Fotografia dos famosos gêmeos siameses Chang e Eng em 1865. À direita de Chang estão sua esposa Adelaide e seu filho Patrick Henry; à esquerda de Eng, estão sua esposa Sallie e seu filho Albert (foto: Wikimedia Commons).
Certamente os gêmeos conjuntos mais populares da história foram Chang e Eng Bunker (1811-1874), nascidos na Tailândia (que na época era chamada Sião) e posteriormente levados para exibição nos Estados Unidos. Os gêmeos eram unidos pelo osso xifoide, localizado na extremidade inferior do esterno, e por isso eram chamados xifópagos. Eles tinham também os fígados conectados. Hoje esses irmãos poderiam ser facilmente separados.

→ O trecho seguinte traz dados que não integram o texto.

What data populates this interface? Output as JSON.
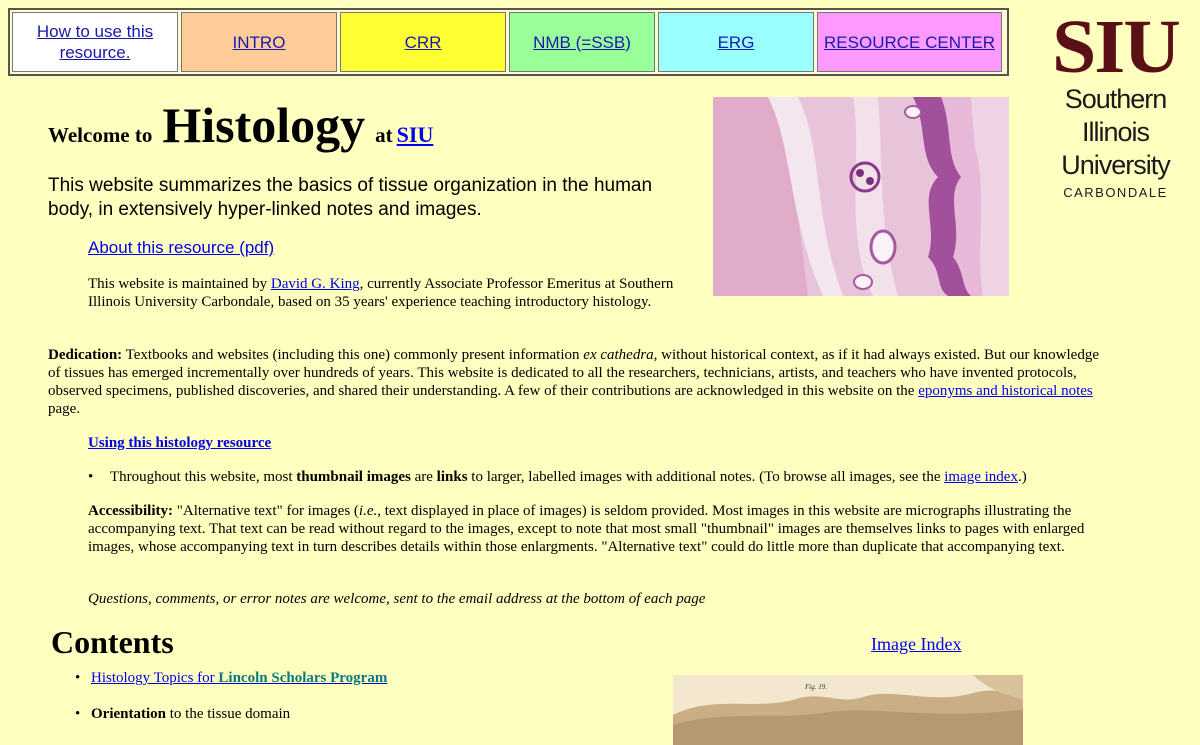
{
  "nav": {
    "items": [
      {
        "label": "How to use this resource.",
        "bg": "#ffffff"
      },
      {
        "label": "INTRO",
        "bg": "#ffcc99"
      },
      {
        "label": "CRR",
        "bg": "#ffff33"
      },
      {
        "label": "NMB (=SSB)",
        "bg": "#99ff99"
      },
      {
        "label": "ERG",
        "bg": "#99ffff"
      },
      {
        "label": "RESOURCE CENTER",
        "bg": "#ff99ff"
      }
    ]
  },
  "logo": {
    "mark": "SIU",
    "line1": "Southern",
    "line2": "Illinois",
    "line3": "University",
    "campus": "CARBONDALE"
  },
  "title": {
    "welcome": "Welcome to",
    "histology": "Histology",
    "at": "at",
    "siu_link": "SIU"
  },
  "intro_text": "This website summarizes the basics of tissue organization in the human body, in extensively hyper-linked notes and images.",
  "about_link": "About this resource (pdf)",
  "maintainer": {
    "prefix": "This website is maintained by ",
    "name": "David G. King",
    "suffix": ", currently Associate Professor Emeritus at Southern Illinois University Carbondale, based on 35 years' experience teaching introductory histology."
  },
  "dedication": {
    "label": "Dedication:",
    "text1": "  Textbooks and websites (including this one) commonly present information ",
    "italic": "ex cathedra",
    "text2": ", without historical context, as if it had always existed.  But our knowledge of tissues has emerged incrementally over hundreds of years.  This website is dedicated to all the researchers, technicians, artists, and teachers who have invented protocols, observed specimens, published discoveries, and shared their understanding.  A few of their contributions are acknowledged in this website on the ",
    "link": "eponyms and historical notes",
    "text3": " page."
  },
  "using_link": "Using this histology resource",
  "thumb_bullet": {
    "t1": "Throughout this website, most ",
    "b1": "thumbnail images",
    "t2": " are ",
    "b2": "links",
    "t3": " to larger, labelled images with additional notes.  (To browse all images, see the ",
    "link": "image index",
    "t4": ".)"
  },
  "accessibility": {
    "label": "Accessibility:",
    "t1": "  \"Alternative text\" for images (",
    "ie": "i.e.",
    "t2": ", text displayed in place of images) is seldom provided.  Most images in this website are micrographs illustrating the accompanying text.  That text can be read without regard to the images, except to note that most small \"thumbnail\" images are themselves links to pages with enlarged images, whose accompanying text in turn describes details within those enlargments.  \"Alternative text\" could do little more than duplicate that accompanying text."
  },
  "questions": "Questions, comments, or error notes are welcome, sent to the email address at the bottom of each page",
  "contents": {
    "heading": "Contents",
    "image_index": "Image Index",
    "item1_prefix": "Histology Topics for ",
    "item1_link": "Lincoln Scholars Program",
    "item2_bold": "Orientation",
    "item2_rest": " to the tissue domain"
  },
  "sketch_label": "Fig. 19."
}
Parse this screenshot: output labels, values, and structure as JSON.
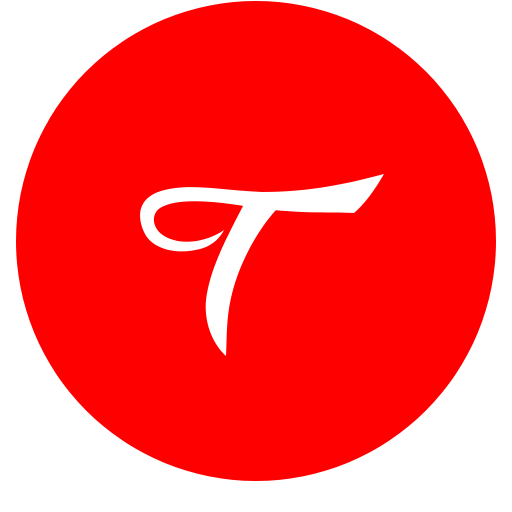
{
  "logo": {
    "lettering": "T",
    "icon": "script-letter-t-logo-icon",
    "colors": {
      "circle": "#ff0000",
      "letter": "#ffffff",
      "background": "#ffffff"
    }
  }
}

Chang e Eng administraram bem o dinheiro ganho com suas exibições nos EUA e tornaram-se prósperos cidadãos no interior da Carolina do Norte. Lá, casaram-se com as irmãs (não siamesas) Sallie e Adelaide Yates. Dividiam uma mesma casa e uma cama (muito grande). Chang e Adelaide tiveram 10 filhos; Eng e Sallie, 11. Como as irmãs brigavam muito, acabaram decidindo ter casas separadas: os gêmeos passavam três dias em uma e três na outra. Eng e Chang ficaram perpetuados pelo nome “gêmeos siameses”, que é até hoje usado para denotar gêmeos conjuntos. O termo “gêmeos xifópagos” também é frequentemente usado de maneira geral.
Curiosidades sobre os gêmeos dizigóticos
Na mitologia grega, Castor e Pólux eram filhos gêmeos de Leda, mas tinham pais diferentes: o pai de Pólux era Zeus, o pai de Castor era Tíndaro, marido de Leda. Esse é o primeiro relato do fenômeno que tecnicamente é chamado de “superfecundação heteroparental” ou, mais simplesmente, gêmeos heteroparentais.
Antigamente se pensava que gêmeos heteroparentais eram apenas lendas ou eventos raríssimos. Com o advento dos testes em DNA, que podem estabelecer a paternidade com certeza absoluta, inúmeros casos têm sido relatados e gêmeos com pais diferentes parecem ser um fenômeno relativamente comum. A origem é a fertilização de dois óvulos liberados no mesmo ciclo por dois homens diferentes, como produto de relações sexuais na época fértil do ciclo menstrual. Obviamente, apenas gêmeos dizigóticos podem ser heteroparentais.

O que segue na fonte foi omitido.